Does the Demolition of Building Spaces Come With a Cost? (Video)
What happens when a building is both futuristic and visionary in its own time, but has its life cut short when it is demolished? Is the cost of maintaining such a building so great that it has to be destroyed? This is the topic of a new documentary called A Necessary Ruin: The Story of Buckminster Fuller and the Union Tank Car Dome.
The following is a trailer for this 30 minute documentary, which I think poses some interesting questions for us to consider when taking part in the demolition of building spaces. As you watch it, ask yourself how you would make a decision about whether to salvage, renovate, demolish or create a “memorial icon” of a building:
When and How Would You “Pull the Plug” on a Building?
Let’s go back to this question about the making of a building icon. By definition an “icon” is a a sign or representation that stands for its object by virtue of a resemblance or analogy to it. (Definition here) Considering this, at what point does a building become more than a sum of its parts in the minds of a people? And what makes its iconic status live on through decades and even generations?
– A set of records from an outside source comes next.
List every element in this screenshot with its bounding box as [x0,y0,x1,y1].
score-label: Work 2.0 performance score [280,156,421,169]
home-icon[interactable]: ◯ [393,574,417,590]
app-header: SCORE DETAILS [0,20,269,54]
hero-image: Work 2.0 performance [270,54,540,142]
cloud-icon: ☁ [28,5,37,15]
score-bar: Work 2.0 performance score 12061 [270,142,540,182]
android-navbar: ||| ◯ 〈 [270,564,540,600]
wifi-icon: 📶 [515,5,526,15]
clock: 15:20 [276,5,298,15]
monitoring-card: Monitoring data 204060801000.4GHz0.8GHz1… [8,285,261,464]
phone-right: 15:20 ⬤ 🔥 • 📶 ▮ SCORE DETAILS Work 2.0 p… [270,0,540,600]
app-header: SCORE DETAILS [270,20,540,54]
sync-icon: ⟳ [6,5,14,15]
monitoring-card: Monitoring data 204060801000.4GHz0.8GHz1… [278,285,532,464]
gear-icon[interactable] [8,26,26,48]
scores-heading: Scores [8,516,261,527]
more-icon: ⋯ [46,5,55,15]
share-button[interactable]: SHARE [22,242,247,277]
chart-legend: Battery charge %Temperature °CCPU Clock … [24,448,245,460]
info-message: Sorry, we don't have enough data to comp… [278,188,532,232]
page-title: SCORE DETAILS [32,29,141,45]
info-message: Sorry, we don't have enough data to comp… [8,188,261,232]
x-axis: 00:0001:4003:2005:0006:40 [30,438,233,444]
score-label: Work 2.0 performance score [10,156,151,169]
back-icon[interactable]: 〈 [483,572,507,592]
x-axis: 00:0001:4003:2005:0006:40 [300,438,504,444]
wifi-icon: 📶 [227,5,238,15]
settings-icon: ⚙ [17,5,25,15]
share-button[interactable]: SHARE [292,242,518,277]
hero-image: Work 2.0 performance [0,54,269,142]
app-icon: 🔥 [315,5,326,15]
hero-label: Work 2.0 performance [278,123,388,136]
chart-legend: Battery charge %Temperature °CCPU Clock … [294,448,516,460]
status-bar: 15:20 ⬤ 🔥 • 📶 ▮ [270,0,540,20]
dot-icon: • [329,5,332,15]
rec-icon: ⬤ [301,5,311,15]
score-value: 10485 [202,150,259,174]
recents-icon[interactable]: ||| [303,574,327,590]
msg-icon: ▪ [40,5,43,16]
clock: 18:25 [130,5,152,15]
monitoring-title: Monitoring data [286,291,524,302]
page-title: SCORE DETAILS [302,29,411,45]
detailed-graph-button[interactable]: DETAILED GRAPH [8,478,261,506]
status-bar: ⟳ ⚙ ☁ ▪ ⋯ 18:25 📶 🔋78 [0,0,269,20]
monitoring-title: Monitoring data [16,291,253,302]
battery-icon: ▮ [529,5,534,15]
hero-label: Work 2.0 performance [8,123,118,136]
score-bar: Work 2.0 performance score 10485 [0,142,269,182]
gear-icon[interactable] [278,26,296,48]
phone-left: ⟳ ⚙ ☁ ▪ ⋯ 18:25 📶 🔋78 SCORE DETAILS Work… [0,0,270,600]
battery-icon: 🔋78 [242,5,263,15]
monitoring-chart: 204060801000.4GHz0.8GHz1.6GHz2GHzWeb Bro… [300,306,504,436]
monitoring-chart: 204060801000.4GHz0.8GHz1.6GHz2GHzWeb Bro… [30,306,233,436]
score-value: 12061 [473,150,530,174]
The fate of a building seems to lead toward its evolution as a ruin. Maintenance is economically costly, yet its demolition can bear an emotional or intellectual toll in a people and/or place. So, what I ask is how can we either physically or virtually preserve a building that is lost to the perils of time? … Especially, when you stop to consider what innovations like the internet and computer modeling can do to preserve a living icon of a building and the perception received by its occupants both collectively and personally.
Is a building that reaches a certain “status” ever truly demolished? And how can you interpret what that status is? Is true preservation solely a physical renovation and maintenance mindset? Or does it lend itself more toward using a building to educate and inspire those who experience it in some form?
As an architectural designer, you should ask yourself these questions as you design building spaces; for, when trying to achieve great architecture, starting with an end in mind can give you both inspiration and some great ideas — carrying through your design process into the quality of life for your building.